I used to live my life based on how I felt.

I feel like you are against me so I will react to it.

I feel depressed so therefore my life is horrible.

I feel happy so therefore I am cured.

I feel love so therefore I need you to survive.

I feel angry so therefore I must act.

There is only one word that can really describe my life as I lived it in this way: chaotic. Even if people didn’t see the chaos I felt it in my heart, in my soul, in my stomach and in my brain. I never felt safe because  I was a captive to my own emotions. I was being held captive to my own feelings. During this time I could not separate my feelings from truth. Now, I’m not saying that my feelings didn’t exist – because they surly did. But I believed that because I felt it; it was true – and that was simply not.

Today I live my life based on truths

Feelings don’t last forever.

I am okay.

People do the best that they can.

Not everything is as it seems or feels.

I cannot control everything; but I can control what I do right now.

I deserve recovery.

I deserve real healthy relationships.

I never realized how much my feelings were holding me captive in my disease; not until I began re-reading my journals and different emails that I have written to people who have been part of my recovery journey. Looking on the outside in I read my own words; panicked, fearful, lost searching for an anchor something to hold on to during these times of internal chaos.

You are your own anchor.

UnknownFor me, I cling to Jesus, recovery, self-care, my passions, ambitions, helping others, art projects, and writing.
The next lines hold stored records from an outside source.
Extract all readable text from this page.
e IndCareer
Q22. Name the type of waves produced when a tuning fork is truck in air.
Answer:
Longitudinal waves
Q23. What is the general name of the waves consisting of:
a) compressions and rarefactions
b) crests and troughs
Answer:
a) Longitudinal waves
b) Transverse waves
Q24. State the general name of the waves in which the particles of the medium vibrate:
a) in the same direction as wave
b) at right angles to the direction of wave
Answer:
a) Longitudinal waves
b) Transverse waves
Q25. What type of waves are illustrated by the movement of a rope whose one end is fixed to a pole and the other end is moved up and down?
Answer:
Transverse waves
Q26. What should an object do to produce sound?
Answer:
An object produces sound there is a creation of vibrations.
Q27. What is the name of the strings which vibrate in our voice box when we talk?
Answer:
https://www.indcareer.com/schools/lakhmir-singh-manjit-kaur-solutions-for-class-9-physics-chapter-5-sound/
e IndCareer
Those things I know to be true. Those things I don’t feel. They are not temporary; fleeting; changing; they are pegs or nails for me to grasp.

Realizing that my feelings were working against me in this recovery process from time to time made me realize that I have more control over them than I ever knew. I get to decide how and when my feelings affect me. I get to decide what I allow to send me into chaos. I get to decide how I use my anchor. I get to decide which pegs I grab onto.

You do too.

My name is Erin and This is Where I Stand.